Sharks prospects to watch: Sasha Chmelevski has NHL breakout potential

Editor's Note: This week, NBC Sports California will highlight five different Sharks prospects to watch heading into the 2019-20 season. Some have a chance to make the NHL roster as soon as this year, while others face critical years in their development. We continue with forward Sasha Chmelevski.

After getting his first taste of professional hockey to close out the 2017-18 season, Sharks prospect Sasha Chmelevski saved the best season of his junior career for what might have been his last this past year. 

The 2017 sixth-round pick scored six points in 10 regular-season and playoff games with the AHL's San Jose Barracuda in the spring of 2018, and followed that up 75 points (35 goals, 40 assists) with the OHL's Ottawa 67's last season. He impressed for the United States at the 2019 IIHF World Junior Championship in Vancouver, then finished second behind Montreal Canadiens prospect Nick Suzuki in OHL playoff scoring with 31 points (12 goals, 19 assists) in 18 games, as the 67's lost in the OHL's championship series.

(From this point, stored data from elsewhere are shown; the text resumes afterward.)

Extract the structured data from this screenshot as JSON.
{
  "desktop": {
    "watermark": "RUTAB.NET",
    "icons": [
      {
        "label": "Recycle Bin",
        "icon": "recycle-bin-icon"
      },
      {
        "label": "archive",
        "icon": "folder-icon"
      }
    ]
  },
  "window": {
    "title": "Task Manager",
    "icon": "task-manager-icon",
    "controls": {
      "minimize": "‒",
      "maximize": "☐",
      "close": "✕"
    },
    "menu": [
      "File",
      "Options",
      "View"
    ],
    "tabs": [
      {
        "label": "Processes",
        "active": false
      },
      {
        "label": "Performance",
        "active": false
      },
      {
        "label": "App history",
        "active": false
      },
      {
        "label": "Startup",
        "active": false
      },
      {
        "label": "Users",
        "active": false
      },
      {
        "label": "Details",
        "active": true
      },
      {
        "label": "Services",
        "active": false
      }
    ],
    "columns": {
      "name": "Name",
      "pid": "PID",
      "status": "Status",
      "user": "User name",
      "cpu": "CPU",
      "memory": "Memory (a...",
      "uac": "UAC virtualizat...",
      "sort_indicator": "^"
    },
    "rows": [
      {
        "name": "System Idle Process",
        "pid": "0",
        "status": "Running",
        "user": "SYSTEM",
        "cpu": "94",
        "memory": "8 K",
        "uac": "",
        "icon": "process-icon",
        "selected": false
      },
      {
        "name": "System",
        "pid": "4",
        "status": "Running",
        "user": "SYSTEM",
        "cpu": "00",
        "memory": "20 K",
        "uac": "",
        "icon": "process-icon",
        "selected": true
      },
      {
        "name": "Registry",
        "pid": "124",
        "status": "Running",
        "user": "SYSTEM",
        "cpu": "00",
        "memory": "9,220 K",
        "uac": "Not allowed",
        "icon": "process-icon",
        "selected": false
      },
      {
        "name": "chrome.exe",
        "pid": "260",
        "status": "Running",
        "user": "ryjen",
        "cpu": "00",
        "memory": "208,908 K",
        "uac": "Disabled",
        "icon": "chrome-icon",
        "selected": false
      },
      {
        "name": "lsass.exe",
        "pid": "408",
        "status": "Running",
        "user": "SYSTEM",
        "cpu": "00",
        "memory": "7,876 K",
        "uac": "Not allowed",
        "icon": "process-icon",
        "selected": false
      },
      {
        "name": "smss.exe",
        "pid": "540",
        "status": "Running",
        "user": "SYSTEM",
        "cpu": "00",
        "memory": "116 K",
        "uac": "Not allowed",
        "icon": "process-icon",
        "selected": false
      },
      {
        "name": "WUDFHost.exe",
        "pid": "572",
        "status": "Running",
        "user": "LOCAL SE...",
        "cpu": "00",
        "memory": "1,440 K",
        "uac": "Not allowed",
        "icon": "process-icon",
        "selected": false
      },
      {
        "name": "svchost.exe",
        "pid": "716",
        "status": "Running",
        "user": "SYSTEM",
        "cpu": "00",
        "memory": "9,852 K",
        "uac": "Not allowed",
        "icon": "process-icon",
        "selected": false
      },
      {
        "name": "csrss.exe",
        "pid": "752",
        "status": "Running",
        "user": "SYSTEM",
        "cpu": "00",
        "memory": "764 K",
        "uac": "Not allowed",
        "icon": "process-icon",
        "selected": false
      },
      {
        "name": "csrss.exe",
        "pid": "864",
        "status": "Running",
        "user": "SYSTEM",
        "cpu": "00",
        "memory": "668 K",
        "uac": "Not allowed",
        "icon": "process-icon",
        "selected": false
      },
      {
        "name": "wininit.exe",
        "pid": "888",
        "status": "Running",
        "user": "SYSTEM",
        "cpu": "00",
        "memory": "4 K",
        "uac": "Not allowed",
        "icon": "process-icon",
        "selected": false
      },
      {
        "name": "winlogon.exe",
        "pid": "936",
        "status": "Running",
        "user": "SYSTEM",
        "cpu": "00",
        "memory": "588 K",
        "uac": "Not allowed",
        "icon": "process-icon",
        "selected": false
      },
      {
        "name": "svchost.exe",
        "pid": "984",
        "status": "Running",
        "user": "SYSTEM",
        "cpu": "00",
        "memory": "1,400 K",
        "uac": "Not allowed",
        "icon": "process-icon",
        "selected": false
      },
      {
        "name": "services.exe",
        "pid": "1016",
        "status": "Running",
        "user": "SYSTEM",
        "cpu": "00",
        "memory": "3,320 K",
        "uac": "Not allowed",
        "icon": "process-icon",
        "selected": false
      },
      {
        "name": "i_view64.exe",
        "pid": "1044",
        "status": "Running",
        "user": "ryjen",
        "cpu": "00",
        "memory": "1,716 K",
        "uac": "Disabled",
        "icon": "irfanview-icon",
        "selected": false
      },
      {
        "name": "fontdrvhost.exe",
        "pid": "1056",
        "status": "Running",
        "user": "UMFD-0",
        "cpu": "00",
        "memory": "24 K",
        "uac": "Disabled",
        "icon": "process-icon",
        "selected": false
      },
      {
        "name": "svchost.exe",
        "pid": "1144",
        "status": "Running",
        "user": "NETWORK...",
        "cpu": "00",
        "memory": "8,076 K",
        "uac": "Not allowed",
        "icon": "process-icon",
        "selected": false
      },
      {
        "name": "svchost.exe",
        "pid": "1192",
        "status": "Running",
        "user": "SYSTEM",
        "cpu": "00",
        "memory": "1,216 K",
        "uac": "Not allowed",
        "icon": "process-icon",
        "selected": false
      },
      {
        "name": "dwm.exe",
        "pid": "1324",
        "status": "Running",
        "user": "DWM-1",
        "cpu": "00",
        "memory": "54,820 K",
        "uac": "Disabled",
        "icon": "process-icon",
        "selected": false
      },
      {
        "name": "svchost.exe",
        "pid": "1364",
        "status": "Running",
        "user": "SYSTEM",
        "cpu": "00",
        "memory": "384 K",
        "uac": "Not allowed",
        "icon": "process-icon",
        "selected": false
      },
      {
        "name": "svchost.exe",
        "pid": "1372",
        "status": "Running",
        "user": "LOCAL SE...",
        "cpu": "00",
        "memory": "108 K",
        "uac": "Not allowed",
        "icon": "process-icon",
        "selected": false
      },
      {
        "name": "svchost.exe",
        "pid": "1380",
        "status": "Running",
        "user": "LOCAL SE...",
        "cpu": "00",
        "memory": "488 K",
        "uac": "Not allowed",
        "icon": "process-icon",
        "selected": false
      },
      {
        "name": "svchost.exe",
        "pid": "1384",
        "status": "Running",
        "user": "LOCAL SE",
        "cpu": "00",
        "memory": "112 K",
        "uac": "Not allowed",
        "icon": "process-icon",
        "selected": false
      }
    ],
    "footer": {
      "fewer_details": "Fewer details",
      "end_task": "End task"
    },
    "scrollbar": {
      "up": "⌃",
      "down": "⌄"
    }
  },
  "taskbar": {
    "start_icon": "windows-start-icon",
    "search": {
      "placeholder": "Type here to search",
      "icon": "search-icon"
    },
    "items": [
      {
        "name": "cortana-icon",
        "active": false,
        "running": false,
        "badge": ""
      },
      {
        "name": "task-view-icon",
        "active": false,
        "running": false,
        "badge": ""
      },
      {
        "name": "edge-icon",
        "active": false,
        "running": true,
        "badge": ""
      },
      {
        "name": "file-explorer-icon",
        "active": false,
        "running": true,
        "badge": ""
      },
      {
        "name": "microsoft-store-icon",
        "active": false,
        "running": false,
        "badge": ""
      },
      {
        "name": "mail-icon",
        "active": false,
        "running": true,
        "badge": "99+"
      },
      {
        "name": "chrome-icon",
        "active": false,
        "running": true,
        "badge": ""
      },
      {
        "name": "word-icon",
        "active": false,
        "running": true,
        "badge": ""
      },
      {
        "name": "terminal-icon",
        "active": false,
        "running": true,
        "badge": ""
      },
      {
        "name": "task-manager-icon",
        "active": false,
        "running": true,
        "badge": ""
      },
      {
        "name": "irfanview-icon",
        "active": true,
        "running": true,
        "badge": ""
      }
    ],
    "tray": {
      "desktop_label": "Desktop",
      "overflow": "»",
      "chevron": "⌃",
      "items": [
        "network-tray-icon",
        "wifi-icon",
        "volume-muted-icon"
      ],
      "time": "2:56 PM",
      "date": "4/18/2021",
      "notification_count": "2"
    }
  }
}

Chmelevski, who turned 20 on June 9, technically could return to major junior as an overage player next season. But, he now is eligible to play in the minors as a pro, and could even earn an NHL spot with a strong training camp this fall. Here's what to expect from the talented forward. 

Sasha Chmelevski

Draft year, position: 2017, sixth round (No. 185 overall)
Position: Center
Shoots: Right
Height: 6-foot
Weight: 190 pounds
2018-19 team: Ottawa 67's (OHL)

Skill set

Chmelevski, who is from Huntington Beach, has a well-rounded offensive game. He has the on-ice vision to set up teammates, and a strong shot that he uses early and often. Over his last two regular seasons and playoff runs, Chmelevski combined for 585 shots on goal in 147 games and has only been held without a shot four times during that span. 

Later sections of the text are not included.